Opposite the family room is a short, low-ceiling hall with a door to the basement and an opening to the kitchen, which had been updated by Kammerer but didn't have the farmhouse feel Robyn said she desired. It needed a little rustication, if you will, to reflect its 1916 inauguration.
Sean and a friend crafted a medium-gray cement countertop and had new flooring installed. The couple chose hand-scraped and distressed bamboo boards that were on sale at Lumber Liquidators. They installed a white subway tile back splash and added an Ikea island with seating for two and a second side table. Robyn contrasted the room's white cabinets, appliances and window frames with a light blue wall paint she thought best matched the kitchen's age.

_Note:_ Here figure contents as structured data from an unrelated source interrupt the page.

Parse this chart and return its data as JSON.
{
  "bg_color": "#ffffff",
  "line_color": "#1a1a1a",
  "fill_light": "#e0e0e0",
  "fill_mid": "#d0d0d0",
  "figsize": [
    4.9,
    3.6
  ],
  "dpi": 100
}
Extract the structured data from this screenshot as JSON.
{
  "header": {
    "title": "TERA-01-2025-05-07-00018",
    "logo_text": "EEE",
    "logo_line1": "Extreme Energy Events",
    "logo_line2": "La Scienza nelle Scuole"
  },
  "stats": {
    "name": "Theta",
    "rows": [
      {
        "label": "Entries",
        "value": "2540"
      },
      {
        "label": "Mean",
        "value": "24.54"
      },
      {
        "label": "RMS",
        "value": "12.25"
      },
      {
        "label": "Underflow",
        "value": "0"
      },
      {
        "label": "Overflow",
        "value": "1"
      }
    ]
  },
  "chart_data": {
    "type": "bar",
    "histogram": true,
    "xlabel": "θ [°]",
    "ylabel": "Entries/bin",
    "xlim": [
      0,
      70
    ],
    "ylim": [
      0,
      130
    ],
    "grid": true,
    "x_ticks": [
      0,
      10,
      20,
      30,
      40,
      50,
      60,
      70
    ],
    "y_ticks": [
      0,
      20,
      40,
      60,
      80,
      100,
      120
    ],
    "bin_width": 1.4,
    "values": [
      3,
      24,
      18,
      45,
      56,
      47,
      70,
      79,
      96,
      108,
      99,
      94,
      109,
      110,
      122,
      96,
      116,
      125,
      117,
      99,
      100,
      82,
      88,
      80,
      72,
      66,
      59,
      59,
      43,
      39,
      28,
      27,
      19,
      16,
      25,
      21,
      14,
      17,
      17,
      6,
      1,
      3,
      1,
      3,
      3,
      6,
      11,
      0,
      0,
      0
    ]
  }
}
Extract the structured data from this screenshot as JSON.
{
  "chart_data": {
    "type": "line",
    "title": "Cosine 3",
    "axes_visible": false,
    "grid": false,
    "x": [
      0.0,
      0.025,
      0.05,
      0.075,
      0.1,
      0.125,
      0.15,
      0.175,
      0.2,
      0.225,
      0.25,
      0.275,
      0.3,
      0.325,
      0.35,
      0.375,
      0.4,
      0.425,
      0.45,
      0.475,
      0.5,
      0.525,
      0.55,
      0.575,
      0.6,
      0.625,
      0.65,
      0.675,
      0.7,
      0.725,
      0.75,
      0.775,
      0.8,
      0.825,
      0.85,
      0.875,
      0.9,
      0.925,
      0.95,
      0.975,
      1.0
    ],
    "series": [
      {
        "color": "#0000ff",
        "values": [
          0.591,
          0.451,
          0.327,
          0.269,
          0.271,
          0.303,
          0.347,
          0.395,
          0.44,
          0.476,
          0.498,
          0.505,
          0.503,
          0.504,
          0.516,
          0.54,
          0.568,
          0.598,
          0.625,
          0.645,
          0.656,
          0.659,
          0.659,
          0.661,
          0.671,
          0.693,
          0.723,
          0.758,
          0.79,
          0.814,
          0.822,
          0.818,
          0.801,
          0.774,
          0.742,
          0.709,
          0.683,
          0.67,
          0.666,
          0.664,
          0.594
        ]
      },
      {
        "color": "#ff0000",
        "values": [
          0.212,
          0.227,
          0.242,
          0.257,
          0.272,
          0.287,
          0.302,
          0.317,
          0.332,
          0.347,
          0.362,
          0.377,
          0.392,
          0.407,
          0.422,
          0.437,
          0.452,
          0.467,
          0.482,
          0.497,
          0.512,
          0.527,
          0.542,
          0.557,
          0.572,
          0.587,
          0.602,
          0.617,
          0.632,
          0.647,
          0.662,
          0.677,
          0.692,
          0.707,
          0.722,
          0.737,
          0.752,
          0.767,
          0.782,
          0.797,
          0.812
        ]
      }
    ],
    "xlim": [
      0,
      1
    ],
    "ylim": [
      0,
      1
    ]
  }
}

"My vision was for it to be farmhouse-ish -- simple and timeless," said Robyn, who often gleans ideas from programs on HGTV. The barnwood-like floor planks, the chalkboards and the few, small vintage-like decorations she chose helped her to achieve her goal.
"We haven't spent a whole lot of money on decorating, because I get this thrill from reusing things that are really pretty," Robyn said. Sean, she said, "is very handy and has done a lot of little things around the house that I'd seen and really wanted to do."
Her theme of mixing new with re-purposed items pops up in the room shared by the couple's daughters, who are ages 5 and 6 (their son is 10). The girls' half-green, half-white room with brightly colored polka dots and name signage features a unique desk and crafts table fashioned from an old crib. Robyn removed its gate and found super-low seats the girls can push up to it.
Also re-purposed is a unique bunk bed Sean got from his aunt. He modified it for his son, who has the option of sleeping high or low or sharing it with a friend on sleepover nights.
The Tierneys loved and kept a number of the house's old features that some owners might not have preserved. They love the original radiant heat, for example, and they used window units in their bedrooms to get through summers without central air conditioning.
Sean said the humidity can be irritating on some days, but "we are very blessed. Whoever built (the house) planted a lot of trees on the property that keep it cool."
They also maintain the original features of the eight-foot-wide front entry hall and adjacent living room. Swirling, leaded-glass windows surround the broad oak front door and top the living room windows, including a shallow three-paned bay. The house's one remaining fireplace in the living room -- remnants of a second can be found in the couple's master bedroom closet -- is as it was when new, although it no longer works.
Also original to the front rooms in the house are two rounded pillars with Corinthian capitals, wide pocked door and oak parquet floors, each square of which has five narrow planks that are secured with four nails.
New to the living room are brown leather chairs from Macy's, matching tables from World Market and an altar-like bar stocked with Sean's favorite brands of Irish whisky that he pours for the 40-50 friends and family members they have over on St. Patrick's day. For that occasion, he moves the bar to make room for a live band, usually a two-man "modern Irish" group.
A lot of entertaining happens on the third floor, where once-hidden stairs branch off a valued office on the second floor. "The Top" has more sectional seating, a large television, a wet bar and pub-like seating for six. Although the room has slanted walls due to the pitch of the roof above it, the ceiling is high enough that only people over 6 feet tall have to be aware of the room's two spinning ceiling fans.